After giving effect to the foregoing adjustments, the Company believes it is eligible for the additional period of 180 calendar days to regain compliance and intends on providing written notice to this effect to Nasdaq. 

About KWESST 

KWESST (NASDAQ: KWE and KWESW) (TSXV: KWE) develops and commercializes breakthrough next-generation tactical systems for military and security forces.   The company’s current portfolio of offerings includes digitization of tactical forces for real-time shared situational awareness and targeting information from any source (including drones) streamed directly to users’ smart devices and weapons. Other KWESST products include countermeasures against threats such as electronic detection, lasers and drones. These systems can operate stand-alone or integrate seamlessly with OEM products and battlefield management systems, and all come integrated with TAK.  The company also has a new proprietary non-lethal product line branded PARA OPSTM with application across all segments of the non-lethal market, including law enforcement.  The Company is headquartered in Ottawa, Canada with representative offices in London, UK and Abu Dhabi, UAE.  

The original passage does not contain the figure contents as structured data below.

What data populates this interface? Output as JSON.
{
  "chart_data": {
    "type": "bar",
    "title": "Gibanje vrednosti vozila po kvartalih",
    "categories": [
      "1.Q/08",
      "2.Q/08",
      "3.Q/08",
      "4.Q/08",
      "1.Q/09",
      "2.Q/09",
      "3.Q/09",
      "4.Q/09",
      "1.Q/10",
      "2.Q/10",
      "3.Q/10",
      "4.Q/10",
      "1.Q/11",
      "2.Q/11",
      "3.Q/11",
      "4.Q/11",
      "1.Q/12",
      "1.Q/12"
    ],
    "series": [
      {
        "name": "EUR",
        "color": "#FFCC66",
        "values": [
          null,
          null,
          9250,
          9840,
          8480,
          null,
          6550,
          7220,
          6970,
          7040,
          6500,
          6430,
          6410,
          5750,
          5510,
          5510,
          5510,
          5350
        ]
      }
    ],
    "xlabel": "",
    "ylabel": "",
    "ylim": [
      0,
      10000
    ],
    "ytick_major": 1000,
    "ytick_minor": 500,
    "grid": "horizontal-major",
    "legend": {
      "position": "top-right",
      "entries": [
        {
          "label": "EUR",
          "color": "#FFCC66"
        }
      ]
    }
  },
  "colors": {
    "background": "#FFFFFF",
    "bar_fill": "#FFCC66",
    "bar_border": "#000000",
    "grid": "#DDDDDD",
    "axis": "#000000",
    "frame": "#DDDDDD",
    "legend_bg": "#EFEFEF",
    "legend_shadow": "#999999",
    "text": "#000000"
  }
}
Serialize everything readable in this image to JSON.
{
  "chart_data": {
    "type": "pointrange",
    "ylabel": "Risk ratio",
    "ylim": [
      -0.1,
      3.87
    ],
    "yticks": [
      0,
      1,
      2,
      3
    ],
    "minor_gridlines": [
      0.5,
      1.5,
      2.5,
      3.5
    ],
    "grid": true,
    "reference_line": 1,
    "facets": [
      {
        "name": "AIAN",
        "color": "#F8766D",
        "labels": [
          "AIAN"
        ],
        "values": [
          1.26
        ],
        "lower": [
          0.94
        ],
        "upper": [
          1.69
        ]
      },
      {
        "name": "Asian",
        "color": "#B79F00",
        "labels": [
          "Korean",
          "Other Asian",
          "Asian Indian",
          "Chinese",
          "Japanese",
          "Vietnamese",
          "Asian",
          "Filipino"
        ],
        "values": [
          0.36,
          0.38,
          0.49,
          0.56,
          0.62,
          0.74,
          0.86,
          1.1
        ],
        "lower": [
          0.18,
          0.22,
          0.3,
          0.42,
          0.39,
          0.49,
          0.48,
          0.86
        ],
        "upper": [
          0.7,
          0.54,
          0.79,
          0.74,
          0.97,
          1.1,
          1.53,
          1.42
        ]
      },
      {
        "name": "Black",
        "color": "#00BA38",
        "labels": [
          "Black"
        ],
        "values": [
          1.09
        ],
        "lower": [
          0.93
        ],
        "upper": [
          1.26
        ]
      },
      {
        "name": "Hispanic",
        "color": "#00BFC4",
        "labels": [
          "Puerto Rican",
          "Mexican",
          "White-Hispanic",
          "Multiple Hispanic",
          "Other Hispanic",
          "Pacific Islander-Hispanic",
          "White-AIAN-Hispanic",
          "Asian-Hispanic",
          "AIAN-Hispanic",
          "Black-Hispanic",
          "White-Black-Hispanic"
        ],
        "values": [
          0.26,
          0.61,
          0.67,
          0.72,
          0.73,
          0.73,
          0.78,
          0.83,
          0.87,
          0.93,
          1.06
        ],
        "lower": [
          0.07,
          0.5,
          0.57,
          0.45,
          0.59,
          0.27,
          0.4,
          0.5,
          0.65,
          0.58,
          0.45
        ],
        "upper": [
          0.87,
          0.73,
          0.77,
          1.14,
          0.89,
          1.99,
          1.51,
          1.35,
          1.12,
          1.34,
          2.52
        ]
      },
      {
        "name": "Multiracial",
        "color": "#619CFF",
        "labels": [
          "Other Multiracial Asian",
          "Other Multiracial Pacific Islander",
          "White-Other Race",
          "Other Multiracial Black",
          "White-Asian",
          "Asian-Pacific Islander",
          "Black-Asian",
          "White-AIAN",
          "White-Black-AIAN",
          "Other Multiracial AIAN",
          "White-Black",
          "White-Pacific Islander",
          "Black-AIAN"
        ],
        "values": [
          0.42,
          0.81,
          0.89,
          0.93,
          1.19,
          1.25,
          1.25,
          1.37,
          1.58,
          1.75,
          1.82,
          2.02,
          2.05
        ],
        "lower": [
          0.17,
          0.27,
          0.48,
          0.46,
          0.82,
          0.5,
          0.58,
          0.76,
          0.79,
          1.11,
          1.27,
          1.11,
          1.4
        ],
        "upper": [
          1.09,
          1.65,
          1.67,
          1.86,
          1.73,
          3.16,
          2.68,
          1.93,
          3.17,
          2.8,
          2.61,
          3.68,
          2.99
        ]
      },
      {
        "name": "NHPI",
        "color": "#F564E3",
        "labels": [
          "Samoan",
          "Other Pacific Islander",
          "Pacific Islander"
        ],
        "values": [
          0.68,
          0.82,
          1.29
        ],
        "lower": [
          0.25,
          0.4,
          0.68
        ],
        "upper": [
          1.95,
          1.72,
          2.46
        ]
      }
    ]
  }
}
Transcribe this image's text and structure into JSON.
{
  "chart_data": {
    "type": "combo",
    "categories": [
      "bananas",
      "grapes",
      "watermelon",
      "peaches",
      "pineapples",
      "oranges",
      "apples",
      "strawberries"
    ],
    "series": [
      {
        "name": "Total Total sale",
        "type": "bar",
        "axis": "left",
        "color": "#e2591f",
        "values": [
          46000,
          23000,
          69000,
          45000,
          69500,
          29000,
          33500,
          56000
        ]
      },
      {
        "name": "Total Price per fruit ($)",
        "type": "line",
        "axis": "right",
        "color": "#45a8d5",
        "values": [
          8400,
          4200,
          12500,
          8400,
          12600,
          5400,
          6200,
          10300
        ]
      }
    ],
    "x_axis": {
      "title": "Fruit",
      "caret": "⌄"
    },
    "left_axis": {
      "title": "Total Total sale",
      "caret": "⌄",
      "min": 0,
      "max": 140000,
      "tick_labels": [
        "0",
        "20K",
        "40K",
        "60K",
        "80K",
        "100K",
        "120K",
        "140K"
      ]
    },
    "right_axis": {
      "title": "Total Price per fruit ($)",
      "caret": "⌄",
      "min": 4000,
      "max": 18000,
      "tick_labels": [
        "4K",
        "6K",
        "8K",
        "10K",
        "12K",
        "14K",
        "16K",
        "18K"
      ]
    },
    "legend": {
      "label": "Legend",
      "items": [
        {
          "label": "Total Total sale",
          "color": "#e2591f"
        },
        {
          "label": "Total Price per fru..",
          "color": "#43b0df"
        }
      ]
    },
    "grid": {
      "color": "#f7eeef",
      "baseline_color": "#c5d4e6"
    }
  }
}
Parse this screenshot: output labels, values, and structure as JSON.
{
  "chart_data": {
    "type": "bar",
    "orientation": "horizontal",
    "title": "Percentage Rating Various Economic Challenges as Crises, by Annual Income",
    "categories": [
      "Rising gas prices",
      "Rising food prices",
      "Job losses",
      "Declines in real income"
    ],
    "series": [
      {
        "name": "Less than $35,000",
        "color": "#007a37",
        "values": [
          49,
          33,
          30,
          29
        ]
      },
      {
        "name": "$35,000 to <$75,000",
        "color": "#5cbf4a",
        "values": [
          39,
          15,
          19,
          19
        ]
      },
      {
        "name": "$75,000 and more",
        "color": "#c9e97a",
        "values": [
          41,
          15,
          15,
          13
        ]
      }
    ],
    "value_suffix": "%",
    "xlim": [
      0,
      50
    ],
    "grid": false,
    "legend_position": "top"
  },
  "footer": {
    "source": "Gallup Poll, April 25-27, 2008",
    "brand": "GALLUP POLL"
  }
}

For more information, please visit https://kwesst.com/ 

Contact:  

David Luxton, Executive Chairman: luxton@kwesst.com or  

Sean Homuth, President and CEO: homuth@kwesst.com or  

Kris Denis, Chief Financial Officer: denis@kwesst.com or 

Jason Frame, Investor Relations: frame@kwesst.com or 587-225-2599 

  

Forward-Looking Information and Statements 

This press release contains “forward-looking statements” and “forward-looking information” within the meaning of Canadian and United States securities laws (collectively, “forward-looking statements”), which may include, but are not limited to: the expected use of proceeds, the accounting treatment of the amended pre-funded warrants, the estimated unaudited pro-forma consolidated shareholders’ equity of the Company, the estimated expected monthly expense burn up to the date of this release, and the Company’s eligibility for an additional Nasdaq compliance period. Often, but not always, forward-looking statements can be identified by the use of words such as “plans”, “is expected”, “expects”, “scheduled”, “intends”, “contemplates”, “anticipates”, “believes”, “proposes” or variations (including negative and grammatical variations) of such words and phrases, or state that certain actions, events or results “may”, “could”, “would”, “might” or “will” be taken, occur or be achieved. Such statements are based on the current expectations of KWESST’s management and are based on assumptions and subject to risks and uncertainties. Although KWESST’s management believes that the assumptions underlying such statements are reasonable, they may prove to be incorrect. The events and circumstances in forward-looking statements in this press release may not occur by certain specified dates or at all and could differ materially as a result of known and unknown risk factors and uncertainties affecting KWESST. Although KWESST has attempted to identify important factors that could cause actual actions, events or results to differ materially from those described in forward-looking statements, there may be other factors that cause actions, events or results to differ from those anticipated, estimated or intended. No forward-looking statement can be guaranteed. Except as required by applicable securities laws, forward-looking statements speak only as of the date on which they are made and KWESST undertakes no obligation to publicly update or revise any forward-looking statements, whether as a result of new information, future events or otherwise. 

Neither the TSX Venture Exchange nor its respective Regulation Services Provider (as that term is defined in the policies of the TSX Venture Exchange) accepts responsibility for the adequacy or accuracy of this release.